Note:

Avant d’être communiquée aux médias, cette lettre a été expédiée au Maire de Montréal, qui a reçu une délégation des signataires le 6 mars 2008. À l’appui de sa décision, l'administration a invoqué, entre autres choses, une interprétation plus restrictive des dispositions régissant la consultation publique dans la Charte de la Ville de Montréal et dans la Loi sur l’aménagement et l’urbanisme. Si cette interprétation est fondée, elle mérite une correction urgente de la part du législateur. Les signataires appuieraient alors toute démarche de la Ville visant à ce que les projets comparables au projet Griffintown relèvent pleinement et sans équivoque de l’administration centrale et de l’OCPM.


La lettre telle que publiée et la note qui l’accompagne ont reçu l’aval des signataires ci-dessous.



Démocratie et urbanisme: un défi permanent

(Lettre ouverte au Maire de Montréal)


Le… 29 février 2008


Monsieur Gérald Tremblay

Maire

Ville de Montréal

275, rue Notre-Dame Est

Montréal (Québec) H2Y1C6


Monsieur le Maire,

À la faveur d’un rattrapage attendu depuis longtemps, la gestion et la mise en valeur du territoire montréalais sont encadrées par un remarquable ensemble d’instruments cohérents: plan d’urbanisme, politiques de la culture et du patrimoine, etc. Cet ensemble s’appuie lui-même sur des mécanismes et des politiques visant à éclairer et à soutenir les élus dans le processus décisionnel sur les projets à travers lesquels le développement de la ville se concrétise: Office de consultation publique de Montréal (OCPM), Conseil du patrimoine de Montréal, Charte montréalaise des droits et responsabilités, politique de consultation et de participation publiques. La qualité de ces instruments et leur caractère novateur ont du reste été reconnus. Les uns, comme la Charte, bénéficient d’une diffusion internationale. D’autres, tel le plan d’urbanisme, ont mérité les honneurs d’organismes professionnels nationaux.
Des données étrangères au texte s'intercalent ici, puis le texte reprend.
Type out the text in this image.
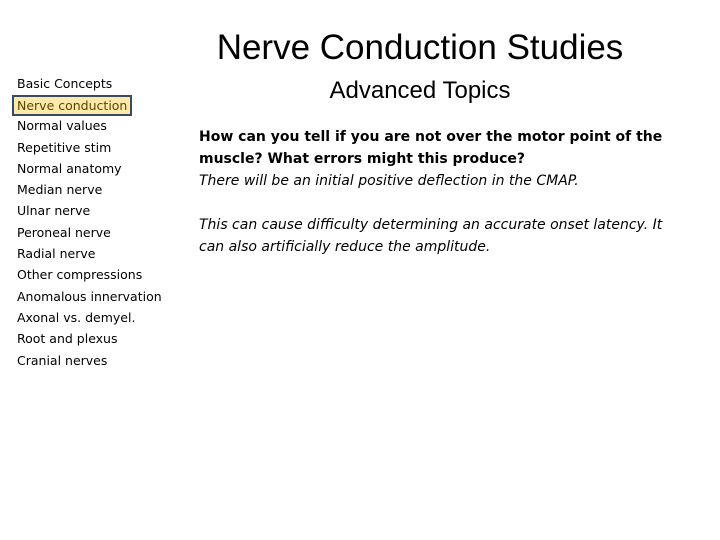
Nerve Conduction Studies
Advanced Topics
Basic Concepts
Nerve conduction
Normal values
Repetitive stim
Normal anatomy
Median nerve
Ulnar nerve
Peroneal nerve
Radial nerve
Other compressions
Anomalous innervation
Axonal vs. demyel.
Root and plexus
Cranial nerves
How can you tell if you are not over the motor point of the muscle? What errors might this produce?
There will be an initial positive deflection in the CMAP.
This can cause difficulty determining an accurate onset latency. It can also artificially reduce the amplitude.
Les Montréalais vous doivent donc beaucoup, monsieur le Maire, pour les progrès de la démocratie municipale montréalaise dont vous aviez fait un engagement important de la campagne électorale vous ayant conduit à la mairie de la nouvelle ville.

En effet, le déficit démocratique du régime Bourque et l’expérience de la CDUM avaient conduit à la mise sur pied, en 2000, d’une commission consultative sur les pratiques montréalaises de consultation en urbanisme. Présidée par vous-même, monsieur le Maire, la commission recommandait en novembre 2000 des mécanismes nouveaux, dont un organisme autonome et indépendant «afin de crédibiliser la consultation publique» (Rapport, p. 74). Le rapport décrivait aussi les attributs de cet organisme et les grandes lignes de son mandat.

Ces recommandations furent immédiatement retenues en haut lieu: la Loi 170 créant la nouvelle ville de Montréal instituait l'office de consultation publique de Montréal (OCPM).


Le mandat de l’OCPM

Selon la Charte de la ville de Montréal, le premier volet du mandat de l’OCPM est de proposer un cadre de consultation publique à toutes les instances de la ville, arrondissements compris. Les autres volets de son mandat touchent les consultations qu’il mène, à la demande du conseil de la ville ou du comité exécutif. C’est pour bien réaliser ce mandat et pour en être l’illustration vivante que l’OCPM s’est donné des principes directeurs, des règles de procédure et un code de déontologie.

Pour un projet comme Griffintown, le recours à l’OCPM s’imposait donc à la fois pour des raisons d’expertise tout autant que pour ménager une distance salutaire entre les citoyens à consulter et les élus appelés à prendre une décision à la lumière de la consultation publique.


Pourquoi le projet Griffintown fait-il exception ?

Dans ce contexte, la décision de ne pas confier la consultation publique sur le projet Griffintown à l’OCPM, et même de lui refuser un rôle conseil, est inquiétante d’autant plus qu’elle est accompagnée de déclarations de certains élus qui marginalisent a priori les avis du Conseil du patrimoine. Cette décision soulève certaines questions:

- Pourquoi est-ce le seul projet montréalais de cette importance qui fasse exception à la procédure de consultation publique de l’OCPM ?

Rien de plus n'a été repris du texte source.